Abstract

Sunburn, pigmentation, hyperplasia, immunosuppression, and vitamin D synthesis represent acute responses of the skin to solar ultraviolet radiation, whereas photoaging and photocarcinogenesis constitute chronic effects. Sunscreens are known to protect against sunlight-induced erythema and sunburn. However, a number of studies demonstrated that UV-irradiated sunscreen components such as PABA and TiO 2 , when in contact with skin cells, cause biological damage ( e.g. , to DNA or enzymes) through facilitating generation of reactive oxygen species (ROS) in cells. Therefore, novel supramolecular sunscreens are under development based on zeolites (porous material) as hosts with sunscreen components as guests. Encapsulation should alleviate adverse side effects by preventing direct contact of the sunscreen guests with skin cells. Supramolecular sunscreens involving the use of supramolecular composites based on zeolite hosts may reduce or even eliminate biomolecular damage by sunscreen components such as titanium dioxide (TiO 2 ). The focus of this research is to examine the penetration, if any, of zeolite particles into cells (rat keratinocytes and human skin fibroblasts). Zeolites modified with fluorophores were used to obtain a distribution profile within cells using confocal microscopy.

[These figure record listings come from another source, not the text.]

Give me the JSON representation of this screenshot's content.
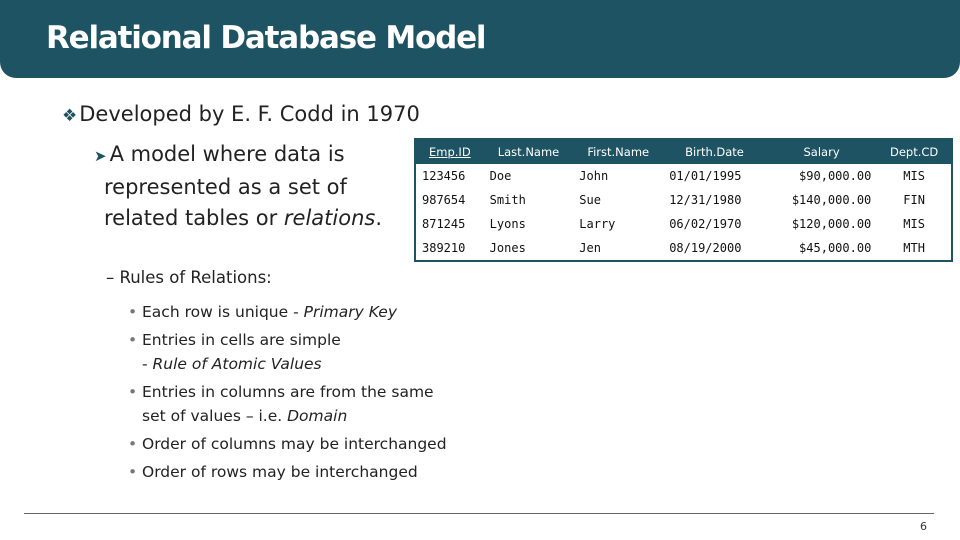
{
  "slide": {
    "title": "Relational Database Model",
    "bullet1": "Developed by E. F. Codd in 1970",
    "bullet2_first": "A model where data is",
    "bullet2_rest_prefix": "represented as a set of related tables or ",
    "bullet2_emph": "relations",
    "bullet2_end": ".",
    "bullet3": "Rules of Relations:",
    "rules": [
      {
        "text": "Each row is unique - ",
        "emph": "Primary Key"
      },
      {
        "text": "Entries in cells are simple",
        "sub_text": "- ",
        "sub_emph": "Rule of Atomic Values"
      },
      {
        "text": "Entries in columns are from the same",
        "sub_text": "set of values – i.e. ",
        "sub_emph": "Domain"
      },
      {
        "text": "Order of columns may be interchanged"
      },
      {
        "text": "Order of rows may be interchanged"
      }
    ],
    "page_number": "6"
  },
  "table": {
    "columns": [
      "Emp.ID",
      "Last.Name",
      "First.Name",
      "Birth.Date",
      "Salary",
      "Dept.CD"
    ],
    "rows": [
      [
        "123456",
        "Doe",
        "John",
        "01/01/1995",
        "$90,000.00",
        "MIS"
      ],
      [
        "987654",
        "Smith",
        "Sue",
        "12/31/1980",
        "$140,000.00",
        "FIN"
      ],
      [
        "871245",
        "Lyons",
        "Larry",
        "06/02/1970",
        "$120,000.00",
        "MIS"
      ],
      [
        "389210",
        "Jones",
        "Jen",
        "08/19/2000",
        "$45,000.00",
        "MTH"
      ]
    ]
  },
  "colors": {
    "accent": "#1e5364"
  },
  "icons": {
    "level1_bullet": "diamond-bullet-icon",
    "level2_bullet": "arrow-bullet-icon"
  }
}
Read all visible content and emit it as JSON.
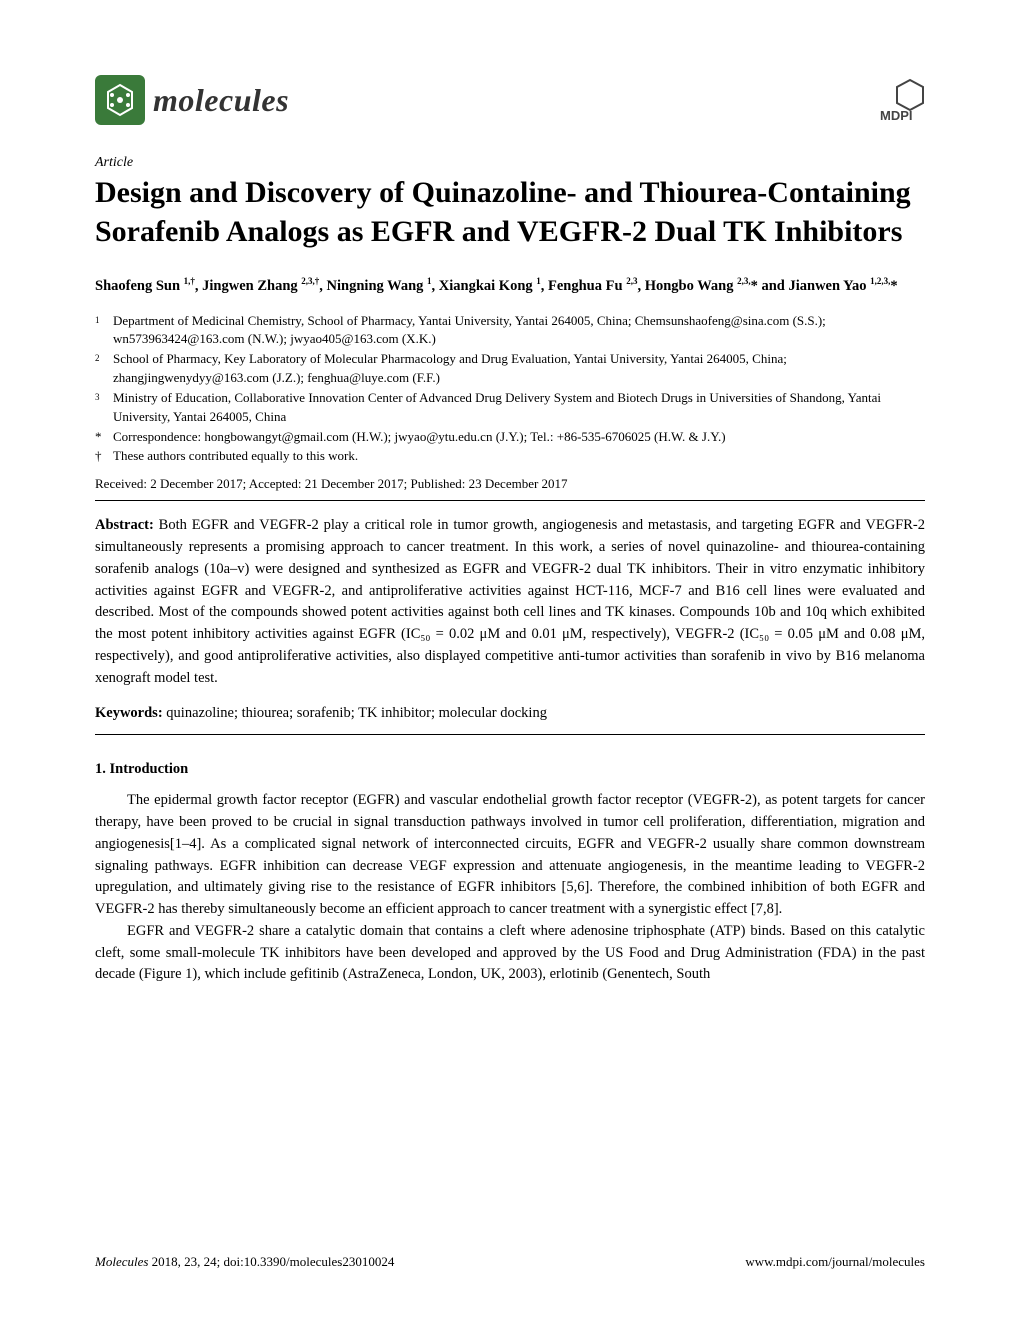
{
  "journal_logo_text": "molecules",
  "publisher_label": "MDPI",
  "article_type": "Article",
  "title": "Design and Discovery of Quinazoline- and Thiourea-Containing Sorafenib Analogs as EGFR and VEGFR-2 Dual TK Inhibitors",
  "authors_html": "Shaofeng Sun <sup>1,†</sup>, Jingwen Zhang <sup>2,3,†</sup>, Ningning Wang <sup>1</sup>, Xiangkai Kong <sup>1</sup>, Fenghua Fu <sup>2,3</sup>, Hongbo Wang <sup>2,3,</sup>* and Jianwen Yao <sup>1,2,3,</sup>*",
  "affiliations": [
    {
      "marker": "1",
      "text": "Department of Medicinal Chemistry, School of Pharmacy, Yantai University, Yantai 264005, China; Chemsunshaofeng@sina.com (S.S.); wn573963424@163.com (N.W.); jwyao405@163.com (X.K.)"
    },
    {
      "marker": "2",
      "text": "School of Pharmacy, Key Laboratory of Molecular Pharmacology and Drug Evaluation, Yantai University, Yantai 264005, China; zhangjingwenydyy@163.com (J.Z.); fenghua@luye.com (F.F.)"
    },
    {
      "marker": "3",
      "text": "Ministry of Education, Collaborative Innovation Center of Advanced Drug Delivery System and Biotech Drugs in Universities of Shandong, Yantai University, Yantai 264005, China"
    },
    {
      "marker": "*",
      "text": "Correspondence: hongbowangyt@gmail.com (H.W.); jwyao@ytu.edu.cn (J.Y.); Tel.: +86-535-6706025 (H.W. & J.Y.)"
    },
    {
      "marker": "†",
      "text": "These authors contributed equally to this work."
    }
  ],
  "dates": "Received: 2 December 2017; Accepted: 21 December 2017; Published: 23 December 2017",
  "abstract_label": "Abstract:",
  "abstract_text": " Both EGFR and VEGFR-2 play a critical role in tumor growth, angiogenesis and metastasis, and targeting EGFR and VEGFR-2 simultaneously represents a promising approach to cancer treatment. In this work, a series of novel quinazoline- and thiourea-containing sorafenib analogs (10a–v) were designed and synthesized as EGFR and VEGFR-2 dual TK inhibitors. Their in vitro enzymatic inhibitory activities against EGFR and VEGFR-2, and antiproliferative activities against HCT-116, MCF-7 and B16 cell lines were evaluated and described. Most of the compounds showed potent activities against both cell lines and TK kinases. Compounds 10b and 10q which exhibited the most potent inhibitory activities against EGFR (IC₅₀ = 0.02 μM and 0.01 μM, respectively), VEGFR-2 (IC₅₀ = 0.05 μM and 0.08 μM, respectively), and good antiproliferative activities, also displayed competitive anti-tumor activities than sorafenib in vivo by B16 melanoma xenograft model test.",
  "keywords_label": "Keywords:",
  "keywords_text": " quinazoline; thiourea; sorafenib; TK inhibitor; molecular docking",
  "section1_heading": "1. Introduction",
  "para1": "The epidermal growth factor receptor (EGFR) and vascular endothelial growth factor receptor (VEGFR-2), as potent targets for cancer therapy, have been proved to be crucial in signal transduction pathways involved in tumor cell proliferation, differentiation, migration and angiogenesis[1–4]. As a complicated signal network of interconnected circuits, EGFR and VEGFR-2 usually share common downstream signaling pathways. EGFR inhibition can decrease VEGF expression and attenuate angiogenesis, in the meantime leading to VEGFR-2 upregulation, and ultimately giving rise to the resistance of EGFR inhibitors [5,6]. Therefore, the combined inhibition of both EGFR and VEGFR-2 has thereby simultaneously become an efficient approach to cancer treatment with a synergistic effect [7,8].",
  "para2": "EGFR and VEGFR-2 share a catalytic domain that contains a cleft where adenosine triphosphate (ATP) binds. Based on this catalytic cleft, some small-molecule TK inhibitors have been developed and approved by the US Food and Drug Administration (FDA) in the past decade (Figure 1), which include gefitinib (AstraZeneca, London, UK, 2003), erlotinib (Genentech, South",
  "footer_left_journal": "Molecules",
  "footer_left_rest": " 2018, 23, 24; doi:10.3390/molecules23010024",
  "footer_right": "www.mdpi.com/journal/molecules"
}
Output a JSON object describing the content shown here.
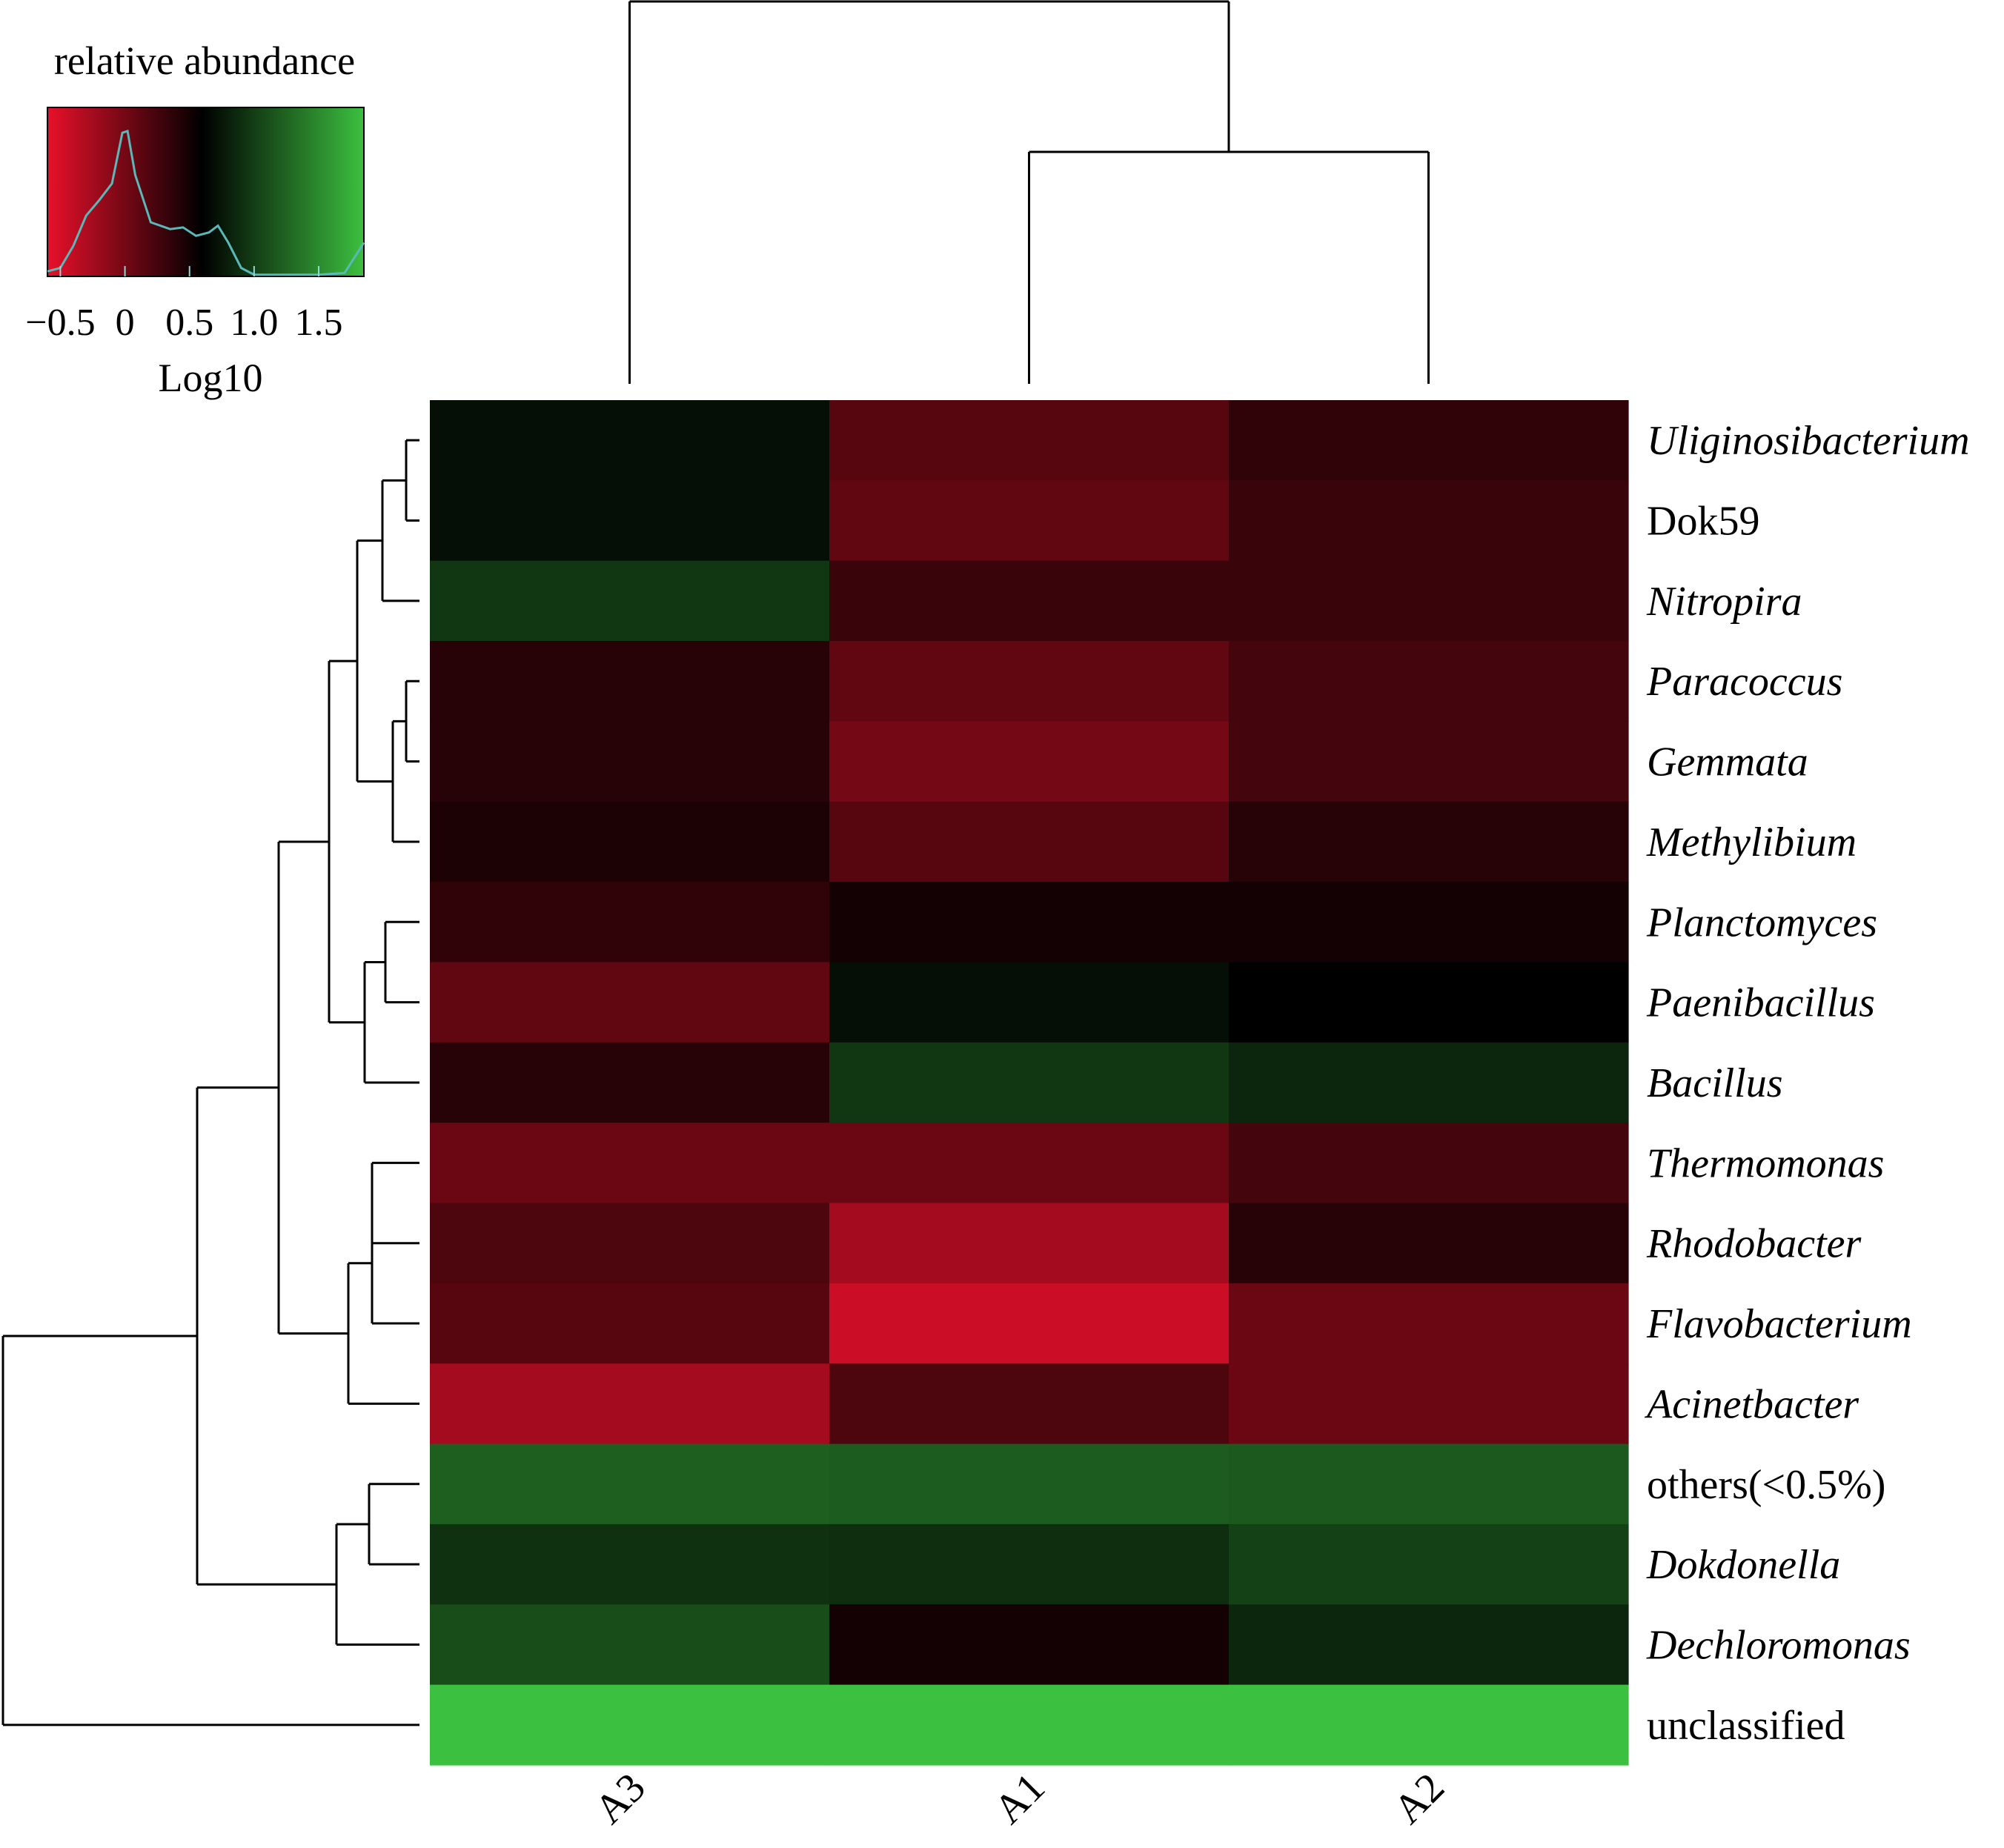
{
  "chart_data": {
    "type": "heatmap",
    "title": "",
    "columns": [
      "A3",
      "A1",
      "A2"
    ],
    "rows": [
      {
        "label": "Uliginosibacterium",
        "italic": true
      },
      {
        "label": "Dok59",
        "italic": false
      },
      {
        "label": "Nitropira",
        "italic": true
      },
      {
        "label": "Paracoccus",
        "italic": true
      },
      {
        "label": "Gemmata",
        "italic": true
      },
      {
        "label": "Methylibium",
        "italic": true
      },
      {
        "label": "Planctomyces",
        "italic": true
      },
      {
        "label": "Paenibacillus",
        "italic": true
      },
      {
        "label": "Bacillus",
        "italic": true
      },
      {
        "label": "Thermomonas",
        "italic": true
      },
      {
        "label": "Rhodobacter",
        "italic": true
      },
      {
        "label": "Flavobacterium",
        "italic": true
      },
      {
        "label": "Acinetbacter",
        "italic": true
      },
      {
        "label": "others(<0.5%)",
        "italic": false
      },
      {
        "label": "Dokdonella",
        "italic": true
      },
      {
        "label": "Dechloromonas",
        "italic": true
      },
      {
        "label": "unclassified",
        "italic": false
      }
    ],
    "values": [
      [
        0.7,
        0.15,
        0.35
      ],
      [
        0.7,
        0.1,
        0.3
      ],
      [
        0.95,
        0.3,
        0.3
      ],
      [
        0.4,
        0.1,
        0.25
      ],
      [
        0.4,
        0.0,
        0.25
      ],
      [
        0.45,
        0.15,
        0.4
      ],
      [
        0.35,
        0.5,
        0.5
      ],
      [
        0.1,
        0.7,
        0.6
      ],
      [
        0.4,
        0.95,
        0.85
      ],
      [
        0.05,
        0.05,
        0.25
      ],
      [
        0.2,
        -0.25,
        0.4
      ],
      [
        0.15,
        -0.45,
        0.05
      ],
      [
        -0.25,
        0.2,
        0.05
      ],
      [
        1.22,
        1.2,
        1.18
      ],
      [
        0.92,
        0.9,
        1.02
      ],
      [
        1.1,
        0.5,
        0.85
      ],
      [
        1.85,
        1.85,
        1.85
      ]
    ],
    "legend": {
      "title": "relative abundance",
      "axis_label": "Log10",
      "ticks": [
        "−0.5",
        "0",
        "0.5",
        "1.0",
        "1.5"
      ],
      "tick_values": [
        -0.5,
        0,
        0.5,
        1.0,
        1.5
      ],
      "range": [
        -0.6,
        1.85
      ],
      "colors": [
        "#e8102a",
        "#000000",
        "#3cc040"
      ],
      "color_stops": [
        -0.6,
        0.6,
        1.85
      ],
      "histogram_color": "#5ab8b8",
      "placement": "top-left"
    },
    "row_dendrogram": "left",
    "column_dendrogram": "top"
  }
}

Fluorescent probes that can be taken up by viable cells were further used to examine the release of guests from the zeolite hosts. The protective effect of zeolites against the production of harmful ROS caused by UV-irradiation was examined by observing H 2 O 2 generation in cells using confocal microscopy. The results revealed that zeolites do not penetrate cells and they reduce the amount of ROS produced by UV-irradiation of cells. The data presented here will help in the design of supramolecular sunscreens.